In some occasions the use of the term speaker diarization is confused with speaker clustering. One must refer as speaker clustering the techniques and algorithms that agglutinate together all segments that belong to the same speaker. This does not entail wether such segments come from the same acoustic file or different ones. It also does not say anything about how acoustically homogeneous segments within a single file are obtained. The term speaker diarization refers to the systems that perform a speaker segmentation of the input signal and then a speaker clustering of the created segments into homogeneous groups (or some hybrid mechanism doing both at the same time), all within the same file or input stream.
In the literature one can normally find two main applications for speaker diarization. On one hand, Automatic Speech Recognition (ASR) systems make use of the speaker homogeneous clusters to adapt the acoustic models to be speaker dependent and therefore increase recognition performance. On the other hand, speaker indexing and rich transcription systems use the speaker diarization output as one of (possibly) many information pieces extracted from a recording, which allow its automatic indexation and other further processing areas.

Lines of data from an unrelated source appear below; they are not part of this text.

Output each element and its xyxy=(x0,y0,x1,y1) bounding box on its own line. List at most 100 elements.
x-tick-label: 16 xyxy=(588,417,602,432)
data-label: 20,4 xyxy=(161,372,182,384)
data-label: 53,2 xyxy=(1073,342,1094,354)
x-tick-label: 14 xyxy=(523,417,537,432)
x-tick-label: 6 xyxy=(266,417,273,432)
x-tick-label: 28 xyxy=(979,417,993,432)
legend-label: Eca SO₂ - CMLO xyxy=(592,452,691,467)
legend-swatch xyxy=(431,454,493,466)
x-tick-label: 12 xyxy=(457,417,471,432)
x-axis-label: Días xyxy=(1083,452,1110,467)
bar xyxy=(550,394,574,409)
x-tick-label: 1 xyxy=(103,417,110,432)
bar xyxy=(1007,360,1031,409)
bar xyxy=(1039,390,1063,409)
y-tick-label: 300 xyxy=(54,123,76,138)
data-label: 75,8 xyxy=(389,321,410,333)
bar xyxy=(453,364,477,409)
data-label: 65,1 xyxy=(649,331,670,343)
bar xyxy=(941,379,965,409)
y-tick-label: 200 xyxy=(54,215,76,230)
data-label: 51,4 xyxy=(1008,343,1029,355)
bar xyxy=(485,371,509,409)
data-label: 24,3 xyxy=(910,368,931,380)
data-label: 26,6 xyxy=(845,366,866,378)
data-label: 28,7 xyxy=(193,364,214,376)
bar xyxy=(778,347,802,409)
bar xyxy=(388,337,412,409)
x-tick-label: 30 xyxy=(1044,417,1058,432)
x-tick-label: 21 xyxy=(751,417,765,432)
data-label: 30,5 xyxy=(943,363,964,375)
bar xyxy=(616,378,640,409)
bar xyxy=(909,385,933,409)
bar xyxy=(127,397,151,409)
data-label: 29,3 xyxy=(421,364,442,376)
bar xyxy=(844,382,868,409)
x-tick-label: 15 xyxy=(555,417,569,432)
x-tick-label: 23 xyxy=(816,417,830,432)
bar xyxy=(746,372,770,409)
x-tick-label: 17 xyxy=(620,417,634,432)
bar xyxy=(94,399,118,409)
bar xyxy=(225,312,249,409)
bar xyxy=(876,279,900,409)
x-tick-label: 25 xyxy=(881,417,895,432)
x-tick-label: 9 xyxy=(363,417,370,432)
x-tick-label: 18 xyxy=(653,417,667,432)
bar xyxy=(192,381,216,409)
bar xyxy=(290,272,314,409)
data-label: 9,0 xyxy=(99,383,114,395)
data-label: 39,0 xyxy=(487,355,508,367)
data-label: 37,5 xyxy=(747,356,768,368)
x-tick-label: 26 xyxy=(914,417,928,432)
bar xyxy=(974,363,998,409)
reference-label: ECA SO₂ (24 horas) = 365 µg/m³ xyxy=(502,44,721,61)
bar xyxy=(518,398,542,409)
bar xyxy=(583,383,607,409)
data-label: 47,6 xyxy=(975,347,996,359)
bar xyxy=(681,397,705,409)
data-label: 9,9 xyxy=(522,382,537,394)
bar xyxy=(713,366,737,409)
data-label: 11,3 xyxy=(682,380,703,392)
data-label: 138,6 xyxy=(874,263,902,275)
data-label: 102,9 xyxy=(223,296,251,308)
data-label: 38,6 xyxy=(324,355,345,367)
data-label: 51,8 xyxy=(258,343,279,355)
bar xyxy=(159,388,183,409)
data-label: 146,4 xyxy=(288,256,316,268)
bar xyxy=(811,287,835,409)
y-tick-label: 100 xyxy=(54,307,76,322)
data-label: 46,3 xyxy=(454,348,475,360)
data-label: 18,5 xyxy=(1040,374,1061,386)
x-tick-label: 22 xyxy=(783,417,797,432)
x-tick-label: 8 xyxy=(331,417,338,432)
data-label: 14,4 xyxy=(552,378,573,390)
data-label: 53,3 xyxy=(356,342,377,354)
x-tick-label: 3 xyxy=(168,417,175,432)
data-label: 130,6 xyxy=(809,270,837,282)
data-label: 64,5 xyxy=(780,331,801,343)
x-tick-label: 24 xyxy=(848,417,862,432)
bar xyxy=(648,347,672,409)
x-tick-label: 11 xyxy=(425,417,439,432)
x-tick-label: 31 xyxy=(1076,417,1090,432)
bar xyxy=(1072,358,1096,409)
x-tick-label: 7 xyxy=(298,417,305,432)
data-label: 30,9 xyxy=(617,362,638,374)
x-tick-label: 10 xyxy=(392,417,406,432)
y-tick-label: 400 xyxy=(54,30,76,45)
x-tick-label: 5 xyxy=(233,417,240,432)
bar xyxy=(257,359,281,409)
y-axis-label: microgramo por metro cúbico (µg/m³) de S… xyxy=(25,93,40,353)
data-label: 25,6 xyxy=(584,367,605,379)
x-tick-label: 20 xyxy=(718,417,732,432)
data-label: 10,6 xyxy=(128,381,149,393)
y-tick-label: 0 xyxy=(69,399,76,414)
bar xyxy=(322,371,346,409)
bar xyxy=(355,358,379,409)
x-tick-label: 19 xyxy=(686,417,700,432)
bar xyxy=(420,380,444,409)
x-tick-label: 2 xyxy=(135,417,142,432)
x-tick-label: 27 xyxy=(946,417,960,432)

This section reviews the main systems present in the literature for both applications. It mainly focuses on systems that propose solutions to a blind speaker diarization problem, where no information is known a priori about the number of people or their identities. On one hand, it is crucial for systems oriented towards rich transcription of the data to accurately estimate the number of speakers present, as error measures penalize any incorrectly assigned speaker segment. On the other hand, in ASR systems it becomes more important to have sufficient data to accurately adapt the resulting speaker models, therefore several speakers with similar acoustic characteristics are preferably grouped together.
At a high level point of view one can differentiate between online and offline systems. The systems that process the data offline have access to all the recording before they start processing it. These are the most common in the bibliography and they are the main focus of attention of this review. The online systems only have access to the data that has been recorded up to that point. They might allow a latency in output to allow for a certain amount of data to become available for processing, but in any case no information on the complete recording is available. Such systems usually start with one single speaker (whoever starts talking at the beginning of the recording) and iteratively increase the number of speaker as they intervene. The following are some representative systems used for online processing:
In Mori and Nakagawa (2001) a clustering algorithm based on the Vector Quantization (VQ) distortion measure (Nakagawa and Suzuki, 1993) is proposed. It starts processing with one speaker in the code-book and incrementally adds new speakers whose VQ distortion exceeds a threshold in the current code-book.
In Rougui et al. (2006) a GMM based system is proposed, using a modified KL distance between models. Change points are detected as the speech becomes available and data is assigned to either speaker present in the database or a new speaker is created, according to a dynamic threshold. Emphasis is put into fast classification of the speech segments into speakers by using a decision tree structure for speaker models.
All systems presented below are based on offline processing, although some of the techniques presented could potentially be used also in an online implementation. These systems can be classified in two main groups, on one hand the hierarchical clustering techniques reach the optimum diarization by iterative processing of different number of possible clusters obtained by merging or splitting existing clusters. On the other hand, other clustering techniques first estimate the number of clusters and obtain a diarization output without deriving the clusters from bigger/smaller ones.